One of the first things an investor should consider is their ultimate goal when it comes to investing. A retirement fund is a long term option, whereas money for a family trip or other expense may warrant a higher risk investment such as stocks. The retirement fund can be something as simple as an IRA or some CDs tucked away in a bank for 20 years as the funds needed from them will not be required right away.
Diversification is a word that many investors and financial advisors use and with good reason. The old saying goes, “Don’t put all your eggs in one basket” and this is very true when it comes to investing. By spreading out investments over different types, the investor can help to protect their overall bottom line should one or more investments fall through.
An individual that invests, for example, in stocks exclusively, is relying heavily on the market not only remaining steady and increasing, but never falling. The smart investor chooses a variety of CDs, stocks, retirement accounts and mutual funds in order to achieve that balance.

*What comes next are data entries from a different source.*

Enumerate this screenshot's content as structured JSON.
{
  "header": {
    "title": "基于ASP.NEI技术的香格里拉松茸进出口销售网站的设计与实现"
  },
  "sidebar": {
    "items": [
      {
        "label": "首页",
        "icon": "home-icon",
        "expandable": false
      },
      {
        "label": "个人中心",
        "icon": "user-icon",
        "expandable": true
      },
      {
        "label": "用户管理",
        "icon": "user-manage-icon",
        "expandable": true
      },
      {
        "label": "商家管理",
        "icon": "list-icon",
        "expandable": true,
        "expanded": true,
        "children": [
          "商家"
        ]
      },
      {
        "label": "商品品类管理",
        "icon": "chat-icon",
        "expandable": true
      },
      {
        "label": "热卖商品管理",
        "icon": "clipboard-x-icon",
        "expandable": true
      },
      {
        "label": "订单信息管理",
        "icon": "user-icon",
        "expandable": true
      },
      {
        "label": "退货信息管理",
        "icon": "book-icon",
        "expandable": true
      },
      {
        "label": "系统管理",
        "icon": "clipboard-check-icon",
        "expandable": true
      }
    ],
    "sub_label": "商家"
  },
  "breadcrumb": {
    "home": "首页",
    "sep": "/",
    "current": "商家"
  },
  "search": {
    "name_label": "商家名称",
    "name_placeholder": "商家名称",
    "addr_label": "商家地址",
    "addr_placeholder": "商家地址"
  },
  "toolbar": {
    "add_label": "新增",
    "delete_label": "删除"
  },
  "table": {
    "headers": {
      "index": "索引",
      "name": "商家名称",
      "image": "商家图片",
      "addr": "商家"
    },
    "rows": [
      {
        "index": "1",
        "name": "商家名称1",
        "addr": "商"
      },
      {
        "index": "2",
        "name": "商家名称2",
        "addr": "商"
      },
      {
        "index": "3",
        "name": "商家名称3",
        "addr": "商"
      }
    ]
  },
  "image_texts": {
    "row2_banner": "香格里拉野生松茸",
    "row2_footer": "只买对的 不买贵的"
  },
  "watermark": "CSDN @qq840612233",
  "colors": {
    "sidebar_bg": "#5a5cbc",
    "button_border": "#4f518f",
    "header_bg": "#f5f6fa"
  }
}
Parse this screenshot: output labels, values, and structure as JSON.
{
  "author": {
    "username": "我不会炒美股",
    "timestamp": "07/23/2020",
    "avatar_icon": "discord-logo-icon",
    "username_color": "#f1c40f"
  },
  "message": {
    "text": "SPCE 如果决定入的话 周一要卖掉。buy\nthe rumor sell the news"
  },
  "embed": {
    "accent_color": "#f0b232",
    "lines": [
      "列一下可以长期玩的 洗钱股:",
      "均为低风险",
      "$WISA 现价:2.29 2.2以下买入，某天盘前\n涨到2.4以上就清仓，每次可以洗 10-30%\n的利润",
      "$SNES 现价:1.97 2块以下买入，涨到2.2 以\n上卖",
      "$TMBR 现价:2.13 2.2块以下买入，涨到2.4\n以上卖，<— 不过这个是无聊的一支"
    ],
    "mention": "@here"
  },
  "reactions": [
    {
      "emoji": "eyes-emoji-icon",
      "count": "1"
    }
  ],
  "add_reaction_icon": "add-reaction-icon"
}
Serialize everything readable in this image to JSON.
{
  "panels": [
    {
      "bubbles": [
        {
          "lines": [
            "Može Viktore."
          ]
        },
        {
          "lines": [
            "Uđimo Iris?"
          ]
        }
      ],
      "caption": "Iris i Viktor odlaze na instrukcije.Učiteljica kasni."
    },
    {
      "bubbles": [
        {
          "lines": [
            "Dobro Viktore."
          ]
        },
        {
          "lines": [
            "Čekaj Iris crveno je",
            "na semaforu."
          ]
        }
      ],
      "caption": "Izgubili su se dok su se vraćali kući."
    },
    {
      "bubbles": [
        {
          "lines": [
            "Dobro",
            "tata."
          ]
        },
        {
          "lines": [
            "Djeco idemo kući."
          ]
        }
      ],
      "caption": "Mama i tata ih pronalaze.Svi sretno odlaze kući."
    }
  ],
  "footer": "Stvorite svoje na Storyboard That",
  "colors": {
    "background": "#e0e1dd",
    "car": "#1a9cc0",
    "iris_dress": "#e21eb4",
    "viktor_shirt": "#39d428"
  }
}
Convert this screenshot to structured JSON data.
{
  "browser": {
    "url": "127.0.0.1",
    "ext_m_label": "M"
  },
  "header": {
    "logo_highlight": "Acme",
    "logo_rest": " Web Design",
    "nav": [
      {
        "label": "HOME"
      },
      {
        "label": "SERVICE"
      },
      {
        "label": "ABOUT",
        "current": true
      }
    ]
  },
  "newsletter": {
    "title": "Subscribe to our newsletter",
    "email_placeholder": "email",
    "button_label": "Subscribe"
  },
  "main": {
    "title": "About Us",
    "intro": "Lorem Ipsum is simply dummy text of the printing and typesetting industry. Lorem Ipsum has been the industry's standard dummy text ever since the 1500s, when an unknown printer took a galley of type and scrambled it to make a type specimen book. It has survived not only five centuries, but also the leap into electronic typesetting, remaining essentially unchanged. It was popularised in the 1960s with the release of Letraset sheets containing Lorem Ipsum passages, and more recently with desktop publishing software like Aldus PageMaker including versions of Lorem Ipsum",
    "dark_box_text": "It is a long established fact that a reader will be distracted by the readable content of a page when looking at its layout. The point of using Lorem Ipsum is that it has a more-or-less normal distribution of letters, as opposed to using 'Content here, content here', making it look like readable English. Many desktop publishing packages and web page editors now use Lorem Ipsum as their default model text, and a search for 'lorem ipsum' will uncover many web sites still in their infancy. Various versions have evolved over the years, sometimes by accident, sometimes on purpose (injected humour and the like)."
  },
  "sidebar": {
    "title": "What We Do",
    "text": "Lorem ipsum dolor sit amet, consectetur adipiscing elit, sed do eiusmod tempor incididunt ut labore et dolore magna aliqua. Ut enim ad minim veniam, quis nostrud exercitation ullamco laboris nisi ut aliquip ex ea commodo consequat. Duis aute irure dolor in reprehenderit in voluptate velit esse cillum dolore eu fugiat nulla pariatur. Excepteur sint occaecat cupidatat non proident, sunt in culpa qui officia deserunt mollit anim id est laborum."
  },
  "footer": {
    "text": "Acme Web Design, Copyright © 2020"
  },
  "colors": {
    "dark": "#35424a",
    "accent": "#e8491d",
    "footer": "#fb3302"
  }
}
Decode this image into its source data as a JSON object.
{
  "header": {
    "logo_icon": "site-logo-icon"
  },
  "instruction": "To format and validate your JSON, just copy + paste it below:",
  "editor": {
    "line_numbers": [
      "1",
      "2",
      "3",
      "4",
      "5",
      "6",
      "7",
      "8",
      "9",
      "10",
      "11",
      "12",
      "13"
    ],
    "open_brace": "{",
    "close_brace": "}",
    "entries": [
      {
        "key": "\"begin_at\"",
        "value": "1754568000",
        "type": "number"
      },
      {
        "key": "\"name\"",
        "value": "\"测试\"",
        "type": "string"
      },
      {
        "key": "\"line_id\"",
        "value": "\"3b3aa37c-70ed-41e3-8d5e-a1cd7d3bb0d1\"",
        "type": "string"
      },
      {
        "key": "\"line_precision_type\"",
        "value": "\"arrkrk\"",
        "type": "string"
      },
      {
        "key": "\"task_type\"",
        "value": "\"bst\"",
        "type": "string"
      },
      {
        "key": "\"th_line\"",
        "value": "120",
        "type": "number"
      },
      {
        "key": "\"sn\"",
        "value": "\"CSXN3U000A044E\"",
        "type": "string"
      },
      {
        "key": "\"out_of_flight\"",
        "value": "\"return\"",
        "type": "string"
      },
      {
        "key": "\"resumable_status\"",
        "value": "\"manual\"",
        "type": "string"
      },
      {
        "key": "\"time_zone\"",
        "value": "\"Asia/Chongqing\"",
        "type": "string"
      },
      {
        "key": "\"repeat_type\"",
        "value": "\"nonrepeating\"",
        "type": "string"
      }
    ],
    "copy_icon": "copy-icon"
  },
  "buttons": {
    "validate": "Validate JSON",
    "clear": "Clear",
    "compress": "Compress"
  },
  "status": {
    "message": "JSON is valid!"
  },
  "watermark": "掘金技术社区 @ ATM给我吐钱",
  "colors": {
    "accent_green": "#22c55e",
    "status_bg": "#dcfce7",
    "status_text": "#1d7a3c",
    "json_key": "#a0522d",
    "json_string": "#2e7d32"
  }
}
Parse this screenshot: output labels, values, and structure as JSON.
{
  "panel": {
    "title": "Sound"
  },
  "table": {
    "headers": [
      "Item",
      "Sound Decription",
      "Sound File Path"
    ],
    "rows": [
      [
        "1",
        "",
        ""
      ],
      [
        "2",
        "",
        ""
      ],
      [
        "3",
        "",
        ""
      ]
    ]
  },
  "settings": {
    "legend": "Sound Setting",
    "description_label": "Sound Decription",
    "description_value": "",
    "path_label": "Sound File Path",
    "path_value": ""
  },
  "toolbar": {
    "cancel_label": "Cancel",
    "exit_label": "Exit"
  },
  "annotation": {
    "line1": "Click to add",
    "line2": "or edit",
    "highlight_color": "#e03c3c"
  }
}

This helps to cover them should any one of their investment bottom out.
Do not deviate from your investment strategy due to emotions and maintain an objective view. By reacting impulsively because a news brief throws you a curve or the market dips slightly for the day, it is possible that you will be throwing away a profitable long term investment due to the moment. Keep an eye on the long term goal and stick to that strategy of buying or selling investments when they reach a certain value and not based on the day to day trends or scars.
Above all, one of the most important laws of investing is to be aware of the impact that taxes and inflation have on the overall bottom line. Taxes creep up on an investor as they are not a huge sum at one time, such as a market drop, and if not watched carefully can put a good dent in any investments in place. Be sure that the profits that are being realized are enough to cover not only the taxes and inflation but are enough to achieve your investing goal.